You can also use the AWS CLI to see what data is available and download it locally. For example, to list the contents of the AWS S3 bucket to see what historic versions are available:

aws s3 ls --no-sign-request s3://pudl.catalyst.coop/

To list the contents of a particular version:

aws s3 ls --no-sign-request s3://pudl.catalyst.coop/v2024.8.0/

And then download the full PUDL SQLite database from the nightly build outputs:

aws s3 cp --no-sign-request s3://pudl.catalyst.coop/nightly/pudl.sqlite.zip .

Direct Links for Bulk Download

The links below allow bulk download the most recent nightly builds of all the SQLite databases produced by PUDL, as well as their associated metadata in JSON.

Fully Processed SQLite Databases

Raw FERC DBF & XBRL data converted to SQLite

Zenodo Archives

If you want a specific, immutable version of our data for any reason, you can find them all here on Zenodo. Zenodo assigns long-lived DOIs to each archive, suitable for citation in academic journals and other publications. The most recent versioned PUDL data release can always be found using this Concept DOI: https://doi.org/10.5281/zenodo.3653158

From Zenodo you can download individual SQLite databases and a zipfile containing all the Parquet files bundled together.

The documentation for the latest such stable build is here. You can access the documentation for a specific version by hovering over the version selector at the bottom left of the page.

Raw Data

Sometimes you want to see the raw data that is published by the government, but it's hard to find or difficult to download, or you want to see what an older version of the published data looked like prior to being revised or deleted.

We use Zenodo to archive and version our raw data inputs. You can find all of our archives in the Catalyst Cooperative Community.

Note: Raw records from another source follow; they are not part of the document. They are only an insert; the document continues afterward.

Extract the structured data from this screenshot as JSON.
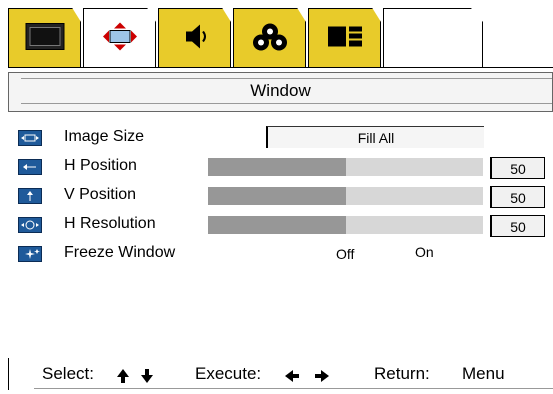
{
  "title": "Window",
  "tabs": [
    {
      "icon": "monitor-icon",
      "active": false
    },
    {
      "icon": "window-icon",
      "active": true
    },
    {
      "icon": "speaker-icon",
      "active": false
    },
    {
      "icon": "color-circles-icon",
      "active": false
    },
    {
      "icon": "layout-blocks-icon",
      "active": false
    }
  ],
  "rows": {
    "image_size": {
      "label": "Image Size",
      "value": "Fill All",
      "icon": "image-size-icon"
    },
    "h_position": {
      "label": "H Position",
      "value": "50",
      "percent": 50,
      "icon": "h-position-icon"
    },
    "v_position": {
      "label": "V Position",
      "value": "50",
      "percent": 50,
      "icon": "v-position-icon"
    },
    "h_resolution": {
      "label": "H Resolution",
      "value": "50",
      "percent": 50,
      "icon": "h-resolution-icon"
    },
    "freeze_window": {
      "label": "Freeze Window",
      "off": "Off",
      "on": "On",
      "icon": "freeze-window-icon"
    }
  },
  "footer": {
    "select_label": "Select:",
    "execute_label": "Execute:",
    "return_label": "Return:",
    "return_key": "Menu"
  }
}
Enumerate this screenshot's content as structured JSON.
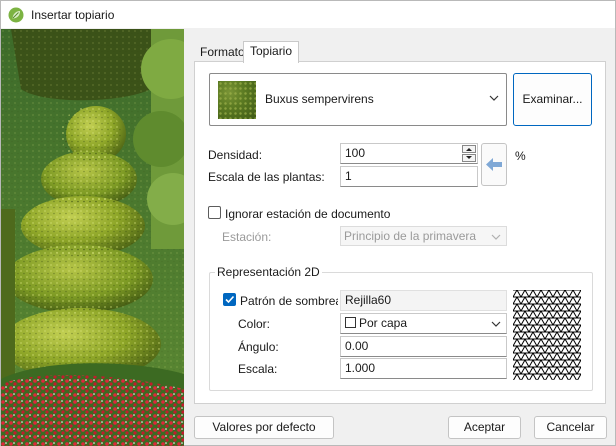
{
  "window": {
    "title": "Insertar topiario",
    "app_icon": "leaf-icon"
  },
  "tabs": [
    {
      "label": "Formato",
      "active": false
    },
    {
      "label": "Topiario",
      "active": true
    }
  ],
  "plant": {
    "selected": "Buxus sempervirens",
    "browse_label": "Examinar..."
  },
  "density": {
    "label": "Densidad:",
    "value": "100",
    "unit": "%"
  },
  "scale_plants": {
    "label": "Escala de las plantas:",
    "value": "1"
  },
  "ignore_station": {
    "label": "Ignorar estación de documento",
    "checked": false
  },
  "station": {
    "label": "Estación:",
    "value": "Principio de la primavera",
    "enabled": false
  },
  "rep2d": {
    "title": "Representación 2D",
    "hatch_label": "Patrón de sombread",
    "hatch_checked": true,
    "hatch_value": "Rejilla60",
    "color_label": "Color:",
    "color_value": "Por capa",
    "angle_label": "Ángulo:",
    "angle_value": "0.00",
    "scale_label": "Escala:",
    "scale_value": "1.000"
  },
  "footer": {
    "defaults_label": "Valores por defecto",
    "ok_label": "Aceptar",
    "cancel_label": "Cancelar"
  },
  "colors": {
    "accent": "#0067c0",
    "panel_bg": "#ffffff",
    "window_bg": "#f0f0f0"
  }
}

These have been minimally processed - in some cases, we've compressed them or grouped them into ZIP archives to fit the Zenodo repository requirements. In all cases we've added some metadata to help identify the resources you're looking for. But, apart from that, these datasets are unmodified.

Development Environment

If you want to run the PUDL data processing pipeline yourself from scratch, run the software tests, or make changes to the source code, you'll need to set up our development environment. This is a bit involved, so it has its :doc:`own separate documentation <dev/dev_setup>`.

Most users shouldn't need to do this, and will probably find working with the pre-processed data via one of the other access modes easier. But if you want to :doc:`contribute to the project <CONTRIBUTING>`, please give it a shot!